Die Verbraucherzentrale begrüßt die Kennzeichnungen, die es seit dem Frühjahr 2019 gibt, zwar als Schritt zu einer besseren Orientierung für die Kundinnen und Kunden. Sie seien aber „kein Ersatz für ein ambitioniertes staatliches Tierwohlkennzeichen.“ Denn „ob es den Tieren tatsächlich gut gegangen ist, darüber macht die Haltungsform-Kennzeichnung keine Aussage. Denn mehr Platz und Einstreu im Stall sind noch kein Garant für mehr Tierwohl“, so die Verbraucherzentrale.
Warum erfolgt die Umstellung des Sortiments bei Aldi nicht früher?
„Wir werden oft gefragt: Warum schafft ihr konventionelles Frischfleisch nicht einfach sofort ab? Ihr seid doch so ein großer Laden. Doch so einfach ist es nicht“, sagte Erik Döbele. Der Fleischmarkt sei ein globales Geschäft mit vielen komplexen Strukturen und Parteien, die sich nicht von heute auf morgen ändern können. Rund 90 Prozent der deutschen Landwirte produzierten heute auf konventionelle Art und Weise.
Das könnte Sie auch interessieren:
Müssen Kundinnen und Kunden mit höheren Preisen rechnen?
Frischfleisch der Haltungsform 1 ist für die Verbraucherinnen und Verbraucher im Handel am günstigsten. 400 Gramm Rinderhack der Haltungsform 1 kosten bei Aldi Süd aktuell 2,99 Euro. 400 Gramm Bio-Hackfleisch (75 Prozent Rind, 25 Prozent Schwein) der Stufe 4 sind beim Discounter für 3,59 Euro gelistet. Sollte nur noch Fleisch aus besseren Haltungsformen angeboten werden, müssten die Kundinnen und Kunden sich wohl darauf einstellen, für ein Fleischprodukt mehr Geld auszugeben.
Aldi wolle aber beweisen, dass „ein gutes Preis-Leistungs-Verhältnis und Nachhaltigkeit sich keineswegs ausschließen“, so Tobias Heinbockel. Durch die verbindlichen Zusagen des Unternehmens für die nächsten Jahre wolle man Planungssicherheit für die Landwirte geben.
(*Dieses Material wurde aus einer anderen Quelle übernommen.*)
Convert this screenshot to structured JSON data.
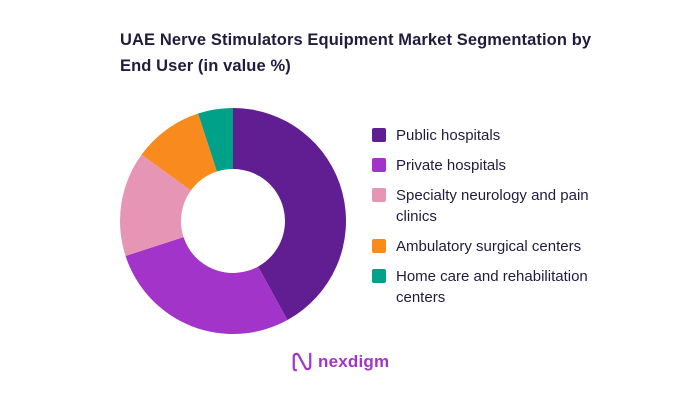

Für die Zukunft hoffe man auch, dass andere Mitbewerber am Markt nachziehen.
Wo stehen andere Supermärkte in Bezug auf Tierwohl?
Hans-Jürgen Moog, Einkaufschef bei Rewe, teilte am Freitag mit: „Wir freuen uns, dass in der Branche ein Weg, den wir seit zehn Jahren eingeschlagen haben, immer mehr Unterstützung findet. Die Rewe Group hat bereits 2019 sämtliches Eigenmarken-Geflügelfrischfleisch auf Haltungsformstufe 2 und höher umgestellt, Schweinefleisch wird ab Juli folgen.“ Bis Ende 2030 würden Rewe und der hauseigene Discounter Penny anstreben, im gesamten Eigenmarken-Frischfleischsortiment ausschließlich die Haltungsformstufe 3 und 4 anzubieten.
Edeka teilte auf Anfrage dieser Zeitung mit, dass der Edeka-Verbund und der Discounter Netto planten, „bereits kurzfristig auf die Haltungsstufe 1 und längerfristig auf die Haltungsstufe 2 bei Frischfleisch zu verzichten.“ Aus Wettbewerbsgründen wollte man konkretere Ziele vorerst nicht nennen.